Campaigners have warned that the government’s proposed Health and Care Bill will create “a wall of secrecy”. 

The bill, currently at committee stage in the House of Commons, will apply in England only. 

Key aspects of the bill, include:
•    development of a new procurement regime for the NHS and public health procurement, informed by public consultation, aimed at the reduction of bureaucracy, and to reduce the need for competitive tendering “where it adds limited or no value”;
•    measures to “improve oversight and accountability” through new assurance and data sharing measures in social care, update the legal framework to enable person-centred models of hospital discharge, and introduce improved powers for the Secretary of State to directly make payments to adult social care providers where required;
•    new requirements about calorie labelling on food and drink packaging and the advertising of junk food before the 9pm watershed.
Commenting on the bill, adult brain injury partner and officer of the Association of Personal Injury Lawyers (APIL), Suzanne Trask, said: “The plans include introduction of ‘safe-space investigations’ when patients come to harm, which means that information gathered as part of an investigation will not be allowed to be disclosed”. 

“When a patient is injured or killed it is vital that measures are taken to ensure it never happens to another patient. We cannot be certain that lessons are learned if information about what went wrong is kept behind closed doors”. 

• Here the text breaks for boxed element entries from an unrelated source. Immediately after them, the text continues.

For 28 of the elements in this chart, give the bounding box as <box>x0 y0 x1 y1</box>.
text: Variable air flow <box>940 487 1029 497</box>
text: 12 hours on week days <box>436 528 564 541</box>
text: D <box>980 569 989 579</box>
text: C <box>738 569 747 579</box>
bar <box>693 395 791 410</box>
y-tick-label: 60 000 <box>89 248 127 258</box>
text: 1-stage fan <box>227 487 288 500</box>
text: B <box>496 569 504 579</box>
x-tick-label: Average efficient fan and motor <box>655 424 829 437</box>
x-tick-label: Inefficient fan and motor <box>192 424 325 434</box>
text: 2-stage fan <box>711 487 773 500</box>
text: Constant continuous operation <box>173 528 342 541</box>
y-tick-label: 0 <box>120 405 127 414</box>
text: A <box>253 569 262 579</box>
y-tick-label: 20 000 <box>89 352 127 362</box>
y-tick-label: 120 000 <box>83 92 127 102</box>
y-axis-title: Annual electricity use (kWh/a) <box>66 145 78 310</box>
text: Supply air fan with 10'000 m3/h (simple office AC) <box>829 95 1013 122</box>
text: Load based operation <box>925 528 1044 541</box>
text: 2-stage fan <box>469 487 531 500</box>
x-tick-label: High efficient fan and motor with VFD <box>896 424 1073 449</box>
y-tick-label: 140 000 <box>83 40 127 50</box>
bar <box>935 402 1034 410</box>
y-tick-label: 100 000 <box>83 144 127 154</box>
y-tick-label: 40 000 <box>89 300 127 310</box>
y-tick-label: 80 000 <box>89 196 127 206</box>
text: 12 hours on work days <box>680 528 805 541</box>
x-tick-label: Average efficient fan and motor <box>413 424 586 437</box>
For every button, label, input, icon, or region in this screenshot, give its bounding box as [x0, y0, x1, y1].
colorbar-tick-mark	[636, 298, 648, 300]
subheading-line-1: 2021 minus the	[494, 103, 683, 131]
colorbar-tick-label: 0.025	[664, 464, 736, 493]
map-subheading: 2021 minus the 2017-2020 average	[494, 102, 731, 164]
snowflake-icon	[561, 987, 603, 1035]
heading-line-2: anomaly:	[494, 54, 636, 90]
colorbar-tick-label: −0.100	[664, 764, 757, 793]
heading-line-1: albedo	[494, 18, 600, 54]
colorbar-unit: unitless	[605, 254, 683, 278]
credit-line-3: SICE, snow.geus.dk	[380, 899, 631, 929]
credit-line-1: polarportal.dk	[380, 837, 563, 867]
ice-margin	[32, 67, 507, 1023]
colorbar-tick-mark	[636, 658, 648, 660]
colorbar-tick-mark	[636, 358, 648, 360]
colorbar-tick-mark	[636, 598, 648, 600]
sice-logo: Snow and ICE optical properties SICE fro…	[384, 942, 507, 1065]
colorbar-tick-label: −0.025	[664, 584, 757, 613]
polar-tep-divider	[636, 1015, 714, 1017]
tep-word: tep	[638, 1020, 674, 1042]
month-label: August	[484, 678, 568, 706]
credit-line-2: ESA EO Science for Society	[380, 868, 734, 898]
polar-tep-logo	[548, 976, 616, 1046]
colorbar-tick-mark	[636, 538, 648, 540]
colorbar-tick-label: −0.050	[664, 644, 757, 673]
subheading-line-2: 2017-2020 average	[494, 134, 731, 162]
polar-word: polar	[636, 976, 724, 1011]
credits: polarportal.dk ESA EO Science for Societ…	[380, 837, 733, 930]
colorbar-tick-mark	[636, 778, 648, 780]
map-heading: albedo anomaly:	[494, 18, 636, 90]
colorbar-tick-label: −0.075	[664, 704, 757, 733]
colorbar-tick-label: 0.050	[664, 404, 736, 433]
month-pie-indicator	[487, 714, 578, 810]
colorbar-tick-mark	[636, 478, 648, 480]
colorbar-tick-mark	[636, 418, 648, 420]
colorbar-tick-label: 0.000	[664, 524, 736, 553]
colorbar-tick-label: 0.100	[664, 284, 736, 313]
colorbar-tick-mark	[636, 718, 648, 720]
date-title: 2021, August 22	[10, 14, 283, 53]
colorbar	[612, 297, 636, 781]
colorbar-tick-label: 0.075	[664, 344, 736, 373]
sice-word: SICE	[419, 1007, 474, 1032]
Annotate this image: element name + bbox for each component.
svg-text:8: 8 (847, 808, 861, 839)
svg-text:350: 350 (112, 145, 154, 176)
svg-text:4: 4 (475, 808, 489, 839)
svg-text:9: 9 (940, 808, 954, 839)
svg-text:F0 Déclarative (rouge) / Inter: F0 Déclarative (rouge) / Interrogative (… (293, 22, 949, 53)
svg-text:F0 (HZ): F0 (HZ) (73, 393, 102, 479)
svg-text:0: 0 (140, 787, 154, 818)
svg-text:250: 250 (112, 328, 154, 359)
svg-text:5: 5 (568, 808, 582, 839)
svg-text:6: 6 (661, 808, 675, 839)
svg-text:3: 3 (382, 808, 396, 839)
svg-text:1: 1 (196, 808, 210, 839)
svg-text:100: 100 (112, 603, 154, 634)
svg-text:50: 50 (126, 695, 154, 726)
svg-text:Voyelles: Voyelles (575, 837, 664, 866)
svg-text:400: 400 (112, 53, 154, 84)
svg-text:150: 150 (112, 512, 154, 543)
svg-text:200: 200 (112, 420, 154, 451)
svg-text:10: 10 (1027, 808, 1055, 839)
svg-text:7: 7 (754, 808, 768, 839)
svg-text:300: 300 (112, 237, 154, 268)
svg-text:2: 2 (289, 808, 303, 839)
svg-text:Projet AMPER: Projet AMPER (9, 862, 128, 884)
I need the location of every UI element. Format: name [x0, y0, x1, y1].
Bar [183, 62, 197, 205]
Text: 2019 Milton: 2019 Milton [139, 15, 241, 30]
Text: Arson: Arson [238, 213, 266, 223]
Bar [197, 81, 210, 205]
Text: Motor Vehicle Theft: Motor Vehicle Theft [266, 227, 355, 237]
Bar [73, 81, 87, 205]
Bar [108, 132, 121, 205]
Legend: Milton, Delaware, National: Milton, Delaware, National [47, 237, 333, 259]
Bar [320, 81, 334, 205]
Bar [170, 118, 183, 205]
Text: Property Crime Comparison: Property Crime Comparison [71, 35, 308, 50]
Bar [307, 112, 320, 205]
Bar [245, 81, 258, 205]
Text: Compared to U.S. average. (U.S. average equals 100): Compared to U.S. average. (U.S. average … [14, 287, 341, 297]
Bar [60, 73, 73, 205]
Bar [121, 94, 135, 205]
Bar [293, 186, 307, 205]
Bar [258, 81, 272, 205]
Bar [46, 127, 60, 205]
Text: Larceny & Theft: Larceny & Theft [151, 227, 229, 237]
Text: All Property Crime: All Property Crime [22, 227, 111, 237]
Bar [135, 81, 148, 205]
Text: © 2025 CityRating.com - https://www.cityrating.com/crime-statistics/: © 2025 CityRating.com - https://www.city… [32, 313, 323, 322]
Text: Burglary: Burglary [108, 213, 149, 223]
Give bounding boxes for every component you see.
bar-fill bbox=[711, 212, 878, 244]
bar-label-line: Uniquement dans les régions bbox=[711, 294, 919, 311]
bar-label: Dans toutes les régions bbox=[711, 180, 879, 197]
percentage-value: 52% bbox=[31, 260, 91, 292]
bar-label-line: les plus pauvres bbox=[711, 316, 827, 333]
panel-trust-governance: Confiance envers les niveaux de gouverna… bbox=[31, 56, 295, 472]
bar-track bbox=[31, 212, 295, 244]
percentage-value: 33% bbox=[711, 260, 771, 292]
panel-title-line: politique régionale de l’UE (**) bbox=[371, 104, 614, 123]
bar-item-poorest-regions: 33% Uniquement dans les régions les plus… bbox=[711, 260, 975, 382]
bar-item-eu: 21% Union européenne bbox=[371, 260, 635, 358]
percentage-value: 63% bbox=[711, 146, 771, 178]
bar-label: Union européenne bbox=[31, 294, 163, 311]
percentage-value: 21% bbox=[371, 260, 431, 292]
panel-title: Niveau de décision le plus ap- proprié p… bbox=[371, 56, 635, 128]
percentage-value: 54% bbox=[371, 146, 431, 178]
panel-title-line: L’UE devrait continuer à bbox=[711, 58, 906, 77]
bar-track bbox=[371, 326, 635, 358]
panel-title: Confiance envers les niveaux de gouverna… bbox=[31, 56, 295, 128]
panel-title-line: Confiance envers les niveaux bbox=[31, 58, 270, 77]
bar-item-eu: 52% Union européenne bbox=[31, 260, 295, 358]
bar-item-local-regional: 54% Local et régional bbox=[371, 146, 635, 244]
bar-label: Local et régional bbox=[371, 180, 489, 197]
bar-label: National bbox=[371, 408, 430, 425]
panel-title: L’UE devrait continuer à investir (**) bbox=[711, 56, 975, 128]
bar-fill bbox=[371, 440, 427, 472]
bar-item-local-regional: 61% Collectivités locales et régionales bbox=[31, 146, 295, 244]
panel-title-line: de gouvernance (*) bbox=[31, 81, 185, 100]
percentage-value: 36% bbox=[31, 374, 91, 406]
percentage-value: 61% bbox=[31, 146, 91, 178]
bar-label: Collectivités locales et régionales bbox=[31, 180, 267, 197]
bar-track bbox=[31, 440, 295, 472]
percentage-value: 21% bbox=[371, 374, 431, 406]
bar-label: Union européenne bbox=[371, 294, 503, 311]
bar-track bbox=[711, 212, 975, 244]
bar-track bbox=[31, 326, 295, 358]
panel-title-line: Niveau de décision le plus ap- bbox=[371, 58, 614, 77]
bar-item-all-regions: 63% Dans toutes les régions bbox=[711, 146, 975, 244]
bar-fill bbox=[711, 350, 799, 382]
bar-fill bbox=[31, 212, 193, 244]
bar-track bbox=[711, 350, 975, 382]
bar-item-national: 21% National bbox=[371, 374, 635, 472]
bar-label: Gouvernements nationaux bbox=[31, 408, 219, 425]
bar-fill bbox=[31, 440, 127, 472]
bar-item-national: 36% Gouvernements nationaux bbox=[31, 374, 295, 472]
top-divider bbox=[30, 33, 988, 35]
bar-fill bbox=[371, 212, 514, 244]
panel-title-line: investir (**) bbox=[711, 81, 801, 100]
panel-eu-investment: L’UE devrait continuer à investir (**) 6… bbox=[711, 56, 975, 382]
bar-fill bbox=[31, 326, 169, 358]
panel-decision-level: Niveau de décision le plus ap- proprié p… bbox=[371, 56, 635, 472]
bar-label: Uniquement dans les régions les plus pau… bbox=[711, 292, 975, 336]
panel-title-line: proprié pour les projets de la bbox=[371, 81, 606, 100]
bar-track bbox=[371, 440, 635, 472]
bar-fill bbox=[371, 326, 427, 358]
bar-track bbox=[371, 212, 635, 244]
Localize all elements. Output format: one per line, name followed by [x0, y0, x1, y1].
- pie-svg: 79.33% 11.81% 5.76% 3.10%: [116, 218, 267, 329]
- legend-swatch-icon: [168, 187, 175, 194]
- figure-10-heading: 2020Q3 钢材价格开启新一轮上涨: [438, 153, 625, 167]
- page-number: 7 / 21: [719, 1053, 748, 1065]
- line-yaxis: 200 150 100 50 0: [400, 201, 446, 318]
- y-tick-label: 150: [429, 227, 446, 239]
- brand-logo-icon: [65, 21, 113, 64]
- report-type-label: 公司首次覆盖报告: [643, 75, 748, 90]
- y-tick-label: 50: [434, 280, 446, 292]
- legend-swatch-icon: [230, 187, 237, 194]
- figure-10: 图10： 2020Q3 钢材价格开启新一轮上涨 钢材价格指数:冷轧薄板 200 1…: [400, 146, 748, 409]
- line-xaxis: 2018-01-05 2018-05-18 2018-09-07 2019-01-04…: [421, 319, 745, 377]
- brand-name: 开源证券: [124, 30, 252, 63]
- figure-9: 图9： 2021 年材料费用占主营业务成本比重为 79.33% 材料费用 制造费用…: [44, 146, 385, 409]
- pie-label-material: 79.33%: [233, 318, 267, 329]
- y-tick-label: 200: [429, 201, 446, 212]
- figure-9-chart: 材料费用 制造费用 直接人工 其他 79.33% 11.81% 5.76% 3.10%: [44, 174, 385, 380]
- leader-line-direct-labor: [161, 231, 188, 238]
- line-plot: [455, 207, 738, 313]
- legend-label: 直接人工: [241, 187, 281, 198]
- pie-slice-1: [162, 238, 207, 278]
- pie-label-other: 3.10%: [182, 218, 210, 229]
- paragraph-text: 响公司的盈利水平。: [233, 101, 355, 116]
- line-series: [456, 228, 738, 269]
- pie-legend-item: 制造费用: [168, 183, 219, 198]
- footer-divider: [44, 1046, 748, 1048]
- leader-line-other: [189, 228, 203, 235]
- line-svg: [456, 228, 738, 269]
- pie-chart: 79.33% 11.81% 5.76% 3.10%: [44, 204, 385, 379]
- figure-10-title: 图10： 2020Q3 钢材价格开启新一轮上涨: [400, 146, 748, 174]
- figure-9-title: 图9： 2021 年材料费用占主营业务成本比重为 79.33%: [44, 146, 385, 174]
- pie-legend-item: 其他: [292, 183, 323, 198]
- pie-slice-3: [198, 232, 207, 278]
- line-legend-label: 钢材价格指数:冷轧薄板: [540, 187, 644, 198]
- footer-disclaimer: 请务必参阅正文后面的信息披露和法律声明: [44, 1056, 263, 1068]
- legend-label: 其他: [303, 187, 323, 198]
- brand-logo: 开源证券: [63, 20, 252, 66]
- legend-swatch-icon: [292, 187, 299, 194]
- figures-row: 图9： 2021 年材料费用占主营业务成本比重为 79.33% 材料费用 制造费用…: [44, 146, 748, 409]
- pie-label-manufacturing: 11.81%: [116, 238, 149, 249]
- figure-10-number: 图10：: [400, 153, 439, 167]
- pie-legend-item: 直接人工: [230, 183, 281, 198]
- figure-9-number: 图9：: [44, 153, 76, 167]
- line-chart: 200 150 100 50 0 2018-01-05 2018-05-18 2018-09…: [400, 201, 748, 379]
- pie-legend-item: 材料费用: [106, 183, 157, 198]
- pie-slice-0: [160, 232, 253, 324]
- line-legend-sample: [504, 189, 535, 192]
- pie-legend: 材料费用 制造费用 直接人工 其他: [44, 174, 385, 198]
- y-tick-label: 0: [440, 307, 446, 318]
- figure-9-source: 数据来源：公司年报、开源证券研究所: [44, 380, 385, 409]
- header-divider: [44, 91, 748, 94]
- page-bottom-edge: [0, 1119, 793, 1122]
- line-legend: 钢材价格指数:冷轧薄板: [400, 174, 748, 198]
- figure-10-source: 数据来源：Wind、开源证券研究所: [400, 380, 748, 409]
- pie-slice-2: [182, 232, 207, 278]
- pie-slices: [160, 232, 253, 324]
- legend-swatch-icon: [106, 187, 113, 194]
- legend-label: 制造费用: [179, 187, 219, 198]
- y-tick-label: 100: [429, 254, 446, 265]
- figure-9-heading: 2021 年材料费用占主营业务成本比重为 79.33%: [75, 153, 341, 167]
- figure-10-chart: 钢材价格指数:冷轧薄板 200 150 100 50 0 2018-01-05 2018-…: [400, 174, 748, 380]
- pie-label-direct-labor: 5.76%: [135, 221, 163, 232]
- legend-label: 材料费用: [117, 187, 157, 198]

Trask said the government’s aim of “finding out what has happened in patient safety incidents using proposed ‘safe-space investigations’” undermines its own principle of openness, despite the fact it has previously “committed to transparency, and it is evident that it recognises the significance of openness to injured patients and their relatives”. 

She added: “The government created a duty of candour so that healthcare professionals must tell patients or their relatives if something has gone wrong. A prohibition on disclosure of information from an ensuing investigation is in direct contradiction to this duty, which was introduced to create a more open and transparent health service”. 

Trask spoke of the need for ‘closure’ for patients and families: “People who have suffered in a patient safety incident need an explanation of what happened and why it happened. That’s often all a family needs, to help to start to put their lives back together after an avoidable injury or death. 
“It’s inevitable that families will have the feeling that something is being hidden. This will prevent patients and their families from being able to move on”.